Wouldn't it be marvelous if we could harvest the world's ever-expanding landfills for energy? At the moment, there are plenty of plants that incinerate garbage and produce steam to power turbines, but that's a relatively inefficient process. Now, though, Phil McKenna reports in New Scientist that a slew of companies are experimenting with gasification as a better way of turning garbage into energy:

Gasification, and its cousin plasma gasification, involve heating waste to a high temperature inside a sealed chamber. This is done in the near absence of oxygen, so organic components in the waste do not burn but instead reform into syngas, a mixture of carbon monoxide and hydrogen. This can be filtered and chemically "scrubbed" to remove toxic particles and gases, and then burned to produce energy or converted into other fuels such as methane, ethanol or synthetic diesel. All that's left to dispose of at the end is ash, dirty filters and chemicals from the scrubbing process, which can be treated and sent to landfill or into the sewers.

Gasification yields more energy per volume of trash than incineration, but the possibilities don't end there. Adding an arc of superheated plasma to the mix can increase that yield further. Plasma gasification vaporises waste at much higher temperatures—up to 10,000 C compared with up to 1600 C for normal gasification—which ensures that more of the organic waste is gasified.

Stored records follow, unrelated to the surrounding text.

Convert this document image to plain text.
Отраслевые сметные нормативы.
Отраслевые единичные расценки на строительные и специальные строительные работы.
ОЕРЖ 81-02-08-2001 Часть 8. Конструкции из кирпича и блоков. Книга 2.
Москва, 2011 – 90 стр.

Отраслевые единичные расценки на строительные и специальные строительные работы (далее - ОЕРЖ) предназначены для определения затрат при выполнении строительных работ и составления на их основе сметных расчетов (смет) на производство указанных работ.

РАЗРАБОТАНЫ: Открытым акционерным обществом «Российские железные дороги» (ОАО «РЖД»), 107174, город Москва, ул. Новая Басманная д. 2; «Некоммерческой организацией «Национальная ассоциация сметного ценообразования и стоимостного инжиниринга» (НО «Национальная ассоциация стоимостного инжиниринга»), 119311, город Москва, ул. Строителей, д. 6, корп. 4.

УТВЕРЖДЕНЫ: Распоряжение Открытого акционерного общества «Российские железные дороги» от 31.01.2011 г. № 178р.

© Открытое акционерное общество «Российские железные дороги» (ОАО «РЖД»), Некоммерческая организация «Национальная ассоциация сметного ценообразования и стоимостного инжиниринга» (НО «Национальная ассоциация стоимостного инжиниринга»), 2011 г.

Clever idea, but fairly unproven. The Chiba Recycling Center in Japan has been gasifying industrial waste since 2000, but hasn't—as best I can tell—demonstrated that this is a particularly efficient way of producing power. (Japan mostly values the plant because the country has basically run out of space to store its garbage.) McKenna reports that some companies are boasting that they can competitively produce fuel when gas is at just $2 per gallon (and use only one-third the amount of power they produce—far more efficient than incinerators), but we'll have to wait and see.

If it did work, would anyone cause a fuss? Trash, energy, what's not to love? Actually, plenty. Early attempts to gasify garbage didn't fare so well—in Karlsruhe, Germany, a $500 million pilot plant had to be closed in 2004 after, among other problems, it started leaking toxic gases and spilling contaminated wastewater. Current companies involved in the waste-to-energy racket argue that as long as the gas is scrubbed and the ash properly disposed of, health and environmental hazards can be kept to a minimum. (One company in Ottawa claims it removes all the chlorine from the waste before combustion, to prevent dioxins from forming.) Still, not everyone's convinced, and there have been very few long-term independent studies to figure out how safe the process is, so the political battles around these plants tend to get slimy.

That aside, there's also the question of whether this is a good way of reducing carbon-dioxide emissions—one of the supposed upsides of gasifying waste. McKenna notes that one Boston think tank calculated that gasification produces about six times as much energy as landfill sites where methane is recaptured, but the latter is more effective at reducing emissions. And both are utter pikers next to recycling, which saves 3.4 times the energy produced by gasification. That's one issue that bobs up—opponents argue that garbage-to-energy plants create disincentives to recycle or reduce waste in the first place. Still, it seems like there there should be a way to thread this (recycle what you can; gasify what's left), no?